The transformation effects were also revolutionary for the time – Eddie Quist’s face starts to bubble like pea soup before sharply jutting out as his snout emerges, and his body grows….

The one negative point is the design of Karen’s final were-form – for reasons unknown, she transforms into what can only be described as a were-Ewok (who is rightly then put out of her misery by colleague Chris).

But never mind, immediately after that, we get werewolf colony nymphomaniac Marcia Quist, alive and well, and ordering her steak rare….


An American Werewolf in London (1981)

1981 was a good year for werewolf films – as well as these two, there was The Wolfen (a far better book than film, but still).

Another cult classic, An American Werewolf in London gives us a transformation to rival the Howling, as new werewolf David painfully and dramatically changes on the floor of girlfriend Alex’s flat. The fully-transformed beast is pretty impressive too.

There is gore aplenty, a load of cameo’s, and a delicious streak of gallows humour, not least of which in the soundtrack (there are a succession of moon-referencing songs throughout).


Ginger Snaps (2000)

Those clever Canadians really nailed it with this tale of two death-obsessed teenager sisters; Ginger and Brigitte Fitzgerald.

Cleverly paralleling the coming-of-age transformation of Ginger – it is her period that attracts the werewolf that attacks her – with her ongoing transformation into a lycanthrope, the film is full of clever little touches.

For example, the dead werewolf is identified as such….simply because someone notices it had been circumcised.

The sisters, no strangers to horror, know all about werewolves, and try a series of strategies to ’cure’ Ginger, including a silver navel-piercing.

None of it works and predictably a transformed Ginger ends up dying at the hand of her sister, Brigitte.

We get plenty of death, gore, and humour along the way.

Respect also goes to Ginger Snaps 2: Unleashed, and Ginger Snaps Back: the Beginning, two very creditable sequels.


Dog Soldiers (2002)

I remember seeing director Neil Marshall on Film 2001, the year before the film came out, pitching it as ‘soldiers versus werewolves’ and thinking, ‘Yep, you’ve got my six quid, mate, where do I to see this….?’

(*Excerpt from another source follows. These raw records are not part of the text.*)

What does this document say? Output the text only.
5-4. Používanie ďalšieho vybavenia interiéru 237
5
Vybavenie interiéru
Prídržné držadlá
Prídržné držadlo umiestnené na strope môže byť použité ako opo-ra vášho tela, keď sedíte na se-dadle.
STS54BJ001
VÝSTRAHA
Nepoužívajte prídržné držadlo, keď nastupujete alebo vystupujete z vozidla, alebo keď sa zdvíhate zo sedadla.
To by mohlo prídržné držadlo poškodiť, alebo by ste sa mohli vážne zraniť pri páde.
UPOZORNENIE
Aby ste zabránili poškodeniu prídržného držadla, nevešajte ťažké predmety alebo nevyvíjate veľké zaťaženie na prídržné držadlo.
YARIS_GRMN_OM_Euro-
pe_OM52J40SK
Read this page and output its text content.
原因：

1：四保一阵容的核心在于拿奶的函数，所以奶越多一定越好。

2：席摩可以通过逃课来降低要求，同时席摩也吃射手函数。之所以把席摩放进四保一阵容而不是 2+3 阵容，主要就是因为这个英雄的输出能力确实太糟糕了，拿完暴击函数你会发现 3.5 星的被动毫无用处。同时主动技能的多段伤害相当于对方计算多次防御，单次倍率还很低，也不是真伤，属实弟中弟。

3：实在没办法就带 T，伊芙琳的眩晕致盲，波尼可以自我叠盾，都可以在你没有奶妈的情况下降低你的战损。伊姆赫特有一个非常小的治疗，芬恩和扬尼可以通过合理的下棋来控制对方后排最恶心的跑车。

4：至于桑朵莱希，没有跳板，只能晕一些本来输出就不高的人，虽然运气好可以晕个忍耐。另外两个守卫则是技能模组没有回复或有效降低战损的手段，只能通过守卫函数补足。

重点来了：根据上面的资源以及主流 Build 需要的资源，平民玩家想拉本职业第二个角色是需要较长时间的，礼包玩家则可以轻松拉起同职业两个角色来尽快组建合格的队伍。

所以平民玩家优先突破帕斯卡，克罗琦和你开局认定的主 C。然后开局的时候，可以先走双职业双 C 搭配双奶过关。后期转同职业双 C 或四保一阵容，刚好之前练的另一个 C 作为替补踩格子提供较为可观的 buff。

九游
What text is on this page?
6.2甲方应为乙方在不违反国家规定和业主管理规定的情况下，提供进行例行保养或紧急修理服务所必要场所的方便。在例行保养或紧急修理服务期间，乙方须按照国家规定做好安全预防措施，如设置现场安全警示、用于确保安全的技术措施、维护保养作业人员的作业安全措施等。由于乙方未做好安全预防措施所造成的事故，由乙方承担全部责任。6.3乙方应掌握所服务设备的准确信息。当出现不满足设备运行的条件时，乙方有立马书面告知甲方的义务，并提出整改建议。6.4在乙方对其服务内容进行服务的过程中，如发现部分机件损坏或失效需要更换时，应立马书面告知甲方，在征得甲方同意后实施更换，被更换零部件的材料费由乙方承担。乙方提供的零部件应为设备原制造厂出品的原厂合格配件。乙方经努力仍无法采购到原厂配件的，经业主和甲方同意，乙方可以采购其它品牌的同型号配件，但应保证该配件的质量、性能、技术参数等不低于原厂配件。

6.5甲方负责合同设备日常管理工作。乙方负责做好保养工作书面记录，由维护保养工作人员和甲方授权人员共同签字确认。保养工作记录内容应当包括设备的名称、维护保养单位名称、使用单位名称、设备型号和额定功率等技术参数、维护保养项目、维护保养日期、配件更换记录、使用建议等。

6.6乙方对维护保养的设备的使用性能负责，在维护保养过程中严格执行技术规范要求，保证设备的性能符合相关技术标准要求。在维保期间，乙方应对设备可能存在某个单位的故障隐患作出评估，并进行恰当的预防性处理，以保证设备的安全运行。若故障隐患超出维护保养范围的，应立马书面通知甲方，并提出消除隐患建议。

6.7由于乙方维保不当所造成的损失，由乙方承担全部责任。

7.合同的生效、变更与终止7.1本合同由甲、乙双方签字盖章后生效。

It didn’t disappoint when it arrived either – powered by the considerable acting talent of Sean Pertwee, Kevin McKidd, and Liam Cunningham, we got a dark tale of six British squaddies running into a predatory pack of lycanthropes in Scotland.

The werewolves are clearly related to the ones in the Howling because they are big lads.

The action is handled well, as is the gore, and there is also an unexpected thread of black humour e.g. Pertwee trying to fight off the small dog that is determinedly trying to drag out and eat his innards, like sausages.

Everything ends with a bloody great explosion.

Job done.


Wer (2013)

I’m going to put aside my pedantic concerns that since the ‘Were’ part of ‘Werewolf’ actually means, ‘Man’, this is a film about a werewolf, called ‘Human’……because this is really very good.

Shot in a faux-documentary style, the film cleverly walks the line between a supernatural and a mundane conception of a werewolf. Is accused murder suspect Talan Gwynek suffering from porphyria or something more?

It’s something more, needless to say.

The faux-documentary style works particularly nicely when a rampaging Gwynek starts working his way through an armed police response team.

The denouement is nicely handled with an appropriately open-ended conclusion.